In August 2008, the U.S. Congress passed a law prohibiting the manufacture, sale or distribution of any children's products containing lead. It will be in force effective Feb. 10. The votes in the Senate and House were almost unanimous in favor of the bill.
Can Americans relax, knowing that their children will be protected from lead in clothing and toys? Perhaps not.
Many retail outlets for children's products are unaware that the law exists. Others are aware of the new bill but do not know how they can comply. Most of the existing inventory at retail outlets, distributors, and factories was fabricated before manufacturing companies could have known about the requirements of the new law.
Children's clothing, toys, and other supplies are often composed of fabrics, dyes, plastics, and metal parts from sources all over the globe. Testing to ensure compliance with the law requires a chemistry laboratory, skilled technicians and a capability to perform x-ray fluorescence or inductively coupled plasma spectrometry.
Consequently, it is expensive to test a completed children's item.
Lead is not a rare ingredient. It is used in a wide variety of production processes. When the expense of testing for the presence of lead is spread over large quantities of paint, fabric, and plastic, the cost impact on any one item manufactured from those raw materials might be small.
However, current understanding of the law is that all products must be proven free of lead, including existing stock. All items for sale after Feb. 10 are considered guilty until proven innocent.
Retail outlets and small manufactures would find the cost of testing their goods to be prohibitive. The alternative is to scrap their current inventories.
Errol Noel, owner of a retail shop named The Toy Factory, replied “I don't know what the impact will be, and that's what so scary. I don't know how to insure that my suppliers are in compliance." Carey Oien, the manager of The Kids Kloset said, “I haven't seen the actual law. I don't know if it applies to nonprofit organizations like ours."
Enforcement of the law is at the discretion of each state's attorney general. Surveys conducted by the U.S. Department of Agriculture in 2006 enabled estimates that the annual clothing expenditure in the U.S. is roughly $400 per child. Total spending is in excess of $50 billion dollars annually.
Rigorous enforcement of the law at every retail establishment would be difficult. However, when a business is found guilty of a violation, fines of up to $1 million or more can be levied.

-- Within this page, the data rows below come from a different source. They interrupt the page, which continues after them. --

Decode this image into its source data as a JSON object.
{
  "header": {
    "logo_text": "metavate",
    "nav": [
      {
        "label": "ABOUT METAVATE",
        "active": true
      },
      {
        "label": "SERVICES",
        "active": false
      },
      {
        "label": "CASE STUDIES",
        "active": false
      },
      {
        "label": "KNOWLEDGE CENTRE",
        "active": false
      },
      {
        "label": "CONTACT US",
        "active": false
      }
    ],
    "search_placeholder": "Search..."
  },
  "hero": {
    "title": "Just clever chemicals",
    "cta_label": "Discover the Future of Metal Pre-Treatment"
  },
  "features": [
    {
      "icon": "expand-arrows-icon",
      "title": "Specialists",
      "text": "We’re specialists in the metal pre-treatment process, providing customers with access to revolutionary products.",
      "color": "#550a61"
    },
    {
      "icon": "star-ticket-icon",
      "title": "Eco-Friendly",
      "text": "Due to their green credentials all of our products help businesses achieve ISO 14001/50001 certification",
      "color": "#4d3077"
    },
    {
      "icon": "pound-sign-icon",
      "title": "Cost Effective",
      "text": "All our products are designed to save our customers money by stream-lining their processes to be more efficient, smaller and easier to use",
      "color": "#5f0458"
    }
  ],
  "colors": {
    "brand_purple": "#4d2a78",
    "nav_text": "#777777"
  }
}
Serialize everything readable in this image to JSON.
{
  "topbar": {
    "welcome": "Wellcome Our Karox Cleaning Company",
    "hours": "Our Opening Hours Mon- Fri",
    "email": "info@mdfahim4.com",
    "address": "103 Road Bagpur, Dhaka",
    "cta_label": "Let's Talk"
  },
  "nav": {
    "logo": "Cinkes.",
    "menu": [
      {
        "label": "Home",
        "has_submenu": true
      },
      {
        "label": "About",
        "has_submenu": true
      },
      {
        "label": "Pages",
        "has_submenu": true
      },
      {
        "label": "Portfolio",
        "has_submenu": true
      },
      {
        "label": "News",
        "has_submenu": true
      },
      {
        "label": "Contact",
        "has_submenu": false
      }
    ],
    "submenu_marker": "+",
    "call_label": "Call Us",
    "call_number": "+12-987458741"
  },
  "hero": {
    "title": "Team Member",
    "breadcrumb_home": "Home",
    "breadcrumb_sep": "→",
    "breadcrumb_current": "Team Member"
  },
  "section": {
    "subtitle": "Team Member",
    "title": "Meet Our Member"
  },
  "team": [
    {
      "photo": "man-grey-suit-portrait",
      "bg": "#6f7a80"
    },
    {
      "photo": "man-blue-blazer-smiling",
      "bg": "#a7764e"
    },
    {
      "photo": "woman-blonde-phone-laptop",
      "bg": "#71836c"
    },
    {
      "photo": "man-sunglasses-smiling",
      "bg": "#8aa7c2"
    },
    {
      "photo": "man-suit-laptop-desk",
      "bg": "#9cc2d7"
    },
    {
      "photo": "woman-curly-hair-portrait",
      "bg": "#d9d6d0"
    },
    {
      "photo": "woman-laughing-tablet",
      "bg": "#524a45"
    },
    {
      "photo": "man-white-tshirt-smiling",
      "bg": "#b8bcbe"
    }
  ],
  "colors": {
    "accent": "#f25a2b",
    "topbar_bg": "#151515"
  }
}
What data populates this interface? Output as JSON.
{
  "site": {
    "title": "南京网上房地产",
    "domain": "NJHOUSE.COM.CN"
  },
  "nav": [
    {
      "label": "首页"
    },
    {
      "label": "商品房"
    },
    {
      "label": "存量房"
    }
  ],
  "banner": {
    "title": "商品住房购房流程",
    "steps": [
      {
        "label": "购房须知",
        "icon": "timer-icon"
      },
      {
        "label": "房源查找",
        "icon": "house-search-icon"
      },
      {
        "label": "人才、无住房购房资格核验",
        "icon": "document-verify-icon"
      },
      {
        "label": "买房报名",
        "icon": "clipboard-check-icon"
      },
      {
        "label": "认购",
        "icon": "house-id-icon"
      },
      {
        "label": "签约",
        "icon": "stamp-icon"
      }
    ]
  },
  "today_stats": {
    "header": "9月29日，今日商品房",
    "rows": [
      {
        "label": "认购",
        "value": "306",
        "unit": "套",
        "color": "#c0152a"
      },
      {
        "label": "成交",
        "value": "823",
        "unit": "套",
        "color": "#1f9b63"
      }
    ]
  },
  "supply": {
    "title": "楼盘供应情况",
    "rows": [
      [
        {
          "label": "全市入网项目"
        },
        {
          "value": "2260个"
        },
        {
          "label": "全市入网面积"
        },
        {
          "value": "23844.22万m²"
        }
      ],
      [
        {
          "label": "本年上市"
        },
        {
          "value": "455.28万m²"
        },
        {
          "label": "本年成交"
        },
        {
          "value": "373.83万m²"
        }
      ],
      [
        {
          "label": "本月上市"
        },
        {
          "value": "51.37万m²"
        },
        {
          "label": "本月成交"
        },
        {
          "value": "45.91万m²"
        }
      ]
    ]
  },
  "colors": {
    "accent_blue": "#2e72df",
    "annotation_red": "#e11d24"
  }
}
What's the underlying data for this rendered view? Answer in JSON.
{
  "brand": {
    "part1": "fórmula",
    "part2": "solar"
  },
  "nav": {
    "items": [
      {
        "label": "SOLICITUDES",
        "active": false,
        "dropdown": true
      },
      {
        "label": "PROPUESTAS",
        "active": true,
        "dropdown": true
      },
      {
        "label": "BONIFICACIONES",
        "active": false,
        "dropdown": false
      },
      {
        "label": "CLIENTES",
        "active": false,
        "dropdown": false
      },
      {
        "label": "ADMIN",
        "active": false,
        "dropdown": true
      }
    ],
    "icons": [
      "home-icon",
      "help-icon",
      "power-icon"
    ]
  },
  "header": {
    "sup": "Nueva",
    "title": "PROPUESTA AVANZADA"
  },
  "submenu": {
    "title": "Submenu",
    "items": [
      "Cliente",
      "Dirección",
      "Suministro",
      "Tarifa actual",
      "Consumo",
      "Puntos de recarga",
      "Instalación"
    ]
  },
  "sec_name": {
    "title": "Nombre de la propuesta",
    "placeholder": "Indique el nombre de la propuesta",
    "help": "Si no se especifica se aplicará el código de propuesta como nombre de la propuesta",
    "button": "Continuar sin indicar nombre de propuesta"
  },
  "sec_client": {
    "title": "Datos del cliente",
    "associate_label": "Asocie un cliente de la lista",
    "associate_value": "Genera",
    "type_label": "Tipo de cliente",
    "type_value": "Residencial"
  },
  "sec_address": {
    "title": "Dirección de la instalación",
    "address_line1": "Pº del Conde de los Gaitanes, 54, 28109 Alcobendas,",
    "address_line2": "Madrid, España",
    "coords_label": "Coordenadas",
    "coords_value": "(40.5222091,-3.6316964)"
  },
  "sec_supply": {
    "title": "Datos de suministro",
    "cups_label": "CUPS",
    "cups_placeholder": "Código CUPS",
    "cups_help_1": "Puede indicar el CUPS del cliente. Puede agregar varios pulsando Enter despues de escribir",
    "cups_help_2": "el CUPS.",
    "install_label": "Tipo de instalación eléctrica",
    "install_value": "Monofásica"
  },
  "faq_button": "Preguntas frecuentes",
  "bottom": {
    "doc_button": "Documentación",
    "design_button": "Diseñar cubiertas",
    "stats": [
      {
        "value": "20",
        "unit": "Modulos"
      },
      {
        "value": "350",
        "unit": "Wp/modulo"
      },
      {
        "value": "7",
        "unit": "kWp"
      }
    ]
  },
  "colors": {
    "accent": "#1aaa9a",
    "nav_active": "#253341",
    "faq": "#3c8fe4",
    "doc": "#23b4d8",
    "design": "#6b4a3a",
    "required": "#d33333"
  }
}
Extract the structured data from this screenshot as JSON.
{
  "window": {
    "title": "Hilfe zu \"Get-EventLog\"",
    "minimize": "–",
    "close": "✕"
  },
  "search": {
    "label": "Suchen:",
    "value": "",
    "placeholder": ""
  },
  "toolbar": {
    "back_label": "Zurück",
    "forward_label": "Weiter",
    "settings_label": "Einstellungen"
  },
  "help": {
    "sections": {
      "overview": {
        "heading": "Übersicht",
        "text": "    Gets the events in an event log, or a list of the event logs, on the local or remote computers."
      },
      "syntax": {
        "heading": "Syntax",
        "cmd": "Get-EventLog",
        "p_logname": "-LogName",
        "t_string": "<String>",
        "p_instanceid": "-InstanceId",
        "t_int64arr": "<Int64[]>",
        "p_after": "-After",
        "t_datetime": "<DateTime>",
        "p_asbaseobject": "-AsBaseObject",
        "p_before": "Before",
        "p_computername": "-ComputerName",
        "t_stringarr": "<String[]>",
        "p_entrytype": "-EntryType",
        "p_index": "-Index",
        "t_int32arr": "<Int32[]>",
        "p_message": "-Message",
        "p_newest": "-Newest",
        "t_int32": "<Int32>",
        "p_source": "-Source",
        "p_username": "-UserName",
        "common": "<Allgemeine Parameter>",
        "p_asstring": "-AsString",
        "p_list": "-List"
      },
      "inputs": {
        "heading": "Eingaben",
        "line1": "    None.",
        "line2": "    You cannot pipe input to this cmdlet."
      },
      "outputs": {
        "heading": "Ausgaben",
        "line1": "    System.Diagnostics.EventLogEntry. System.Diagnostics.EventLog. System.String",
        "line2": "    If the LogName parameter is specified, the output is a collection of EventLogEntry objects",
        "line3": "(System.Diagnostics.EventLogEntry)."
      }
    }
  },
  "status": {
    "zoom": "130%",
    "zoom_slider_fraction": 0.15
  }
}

The situation is difficult for shops that sell used clothing. A single shop may have clothing from thousands of different manufacturers, and the clothing may have been created long before the bill was first considered.
Imagine that Congress passed a law that all cars sold must meet extremely tight tail-pipe emissions standards, effective immediately. Used car lots would have a real problem. Even car dealers holding an inventory of new cars manufactured before the law was passed would be in trouble. However, emissions laws have been written to impact only future car models. A grace period allows for the manufacture and sale of current models. Existing cars are exempt. Meanwhile we have to live with the emissions from older auto designs.
Children's clothing and supplies are more sensitive politically. No legislator wants to go on record as saying that it is acceptable to continue to sell lead containing items for children, even if only for a season while stricter manufacturing standards can be implemented and existing stocks can be sold. The Consumer Product Safety Improvement Act of 2008 contains no grace period. It passed 421 -1 in the U.S.House and 89-3 in the Senate.
Did legislators anticipate the impact of their bill? It appears that they didn't.
As the bill was being processed through Congress, a section required to assess the bill's economic impact was left blank. Congressman Peter DeFazio of Oregon sent a detailed letter in response to inquiries about the impact of HR4040. He attributes the confusion surrounding the bill's implementation to poor management by Bush administration officials, "The bill passed the House by a vote of 407 to 1 as it was considered a common sense piece of legislation that was designed to keep our children safe. Unfortunately the Bush Administration's Consumer Product Safety Commission, which is in charge of drafting regulations in order to enforce the new law, did a poor job of explaining what was expected of retailers and consumers and have written what I believe are overly strict interpretations of the law."
The number of news stories about the law has increased dramatically as the February implementation date draws near. Members of the public, not just business owners, are becoming concerned.
Bethany Fegles, a mother of two small children commented, “I just heard about this earlier this week and have wondered myself what would happen to so many smaller second-hand retailers. Or all the moms selling their kid's clothing on Craigslist. Or all the parents that use garage sales to earn back a little bit of what they spent on all the kid toys/clothes.”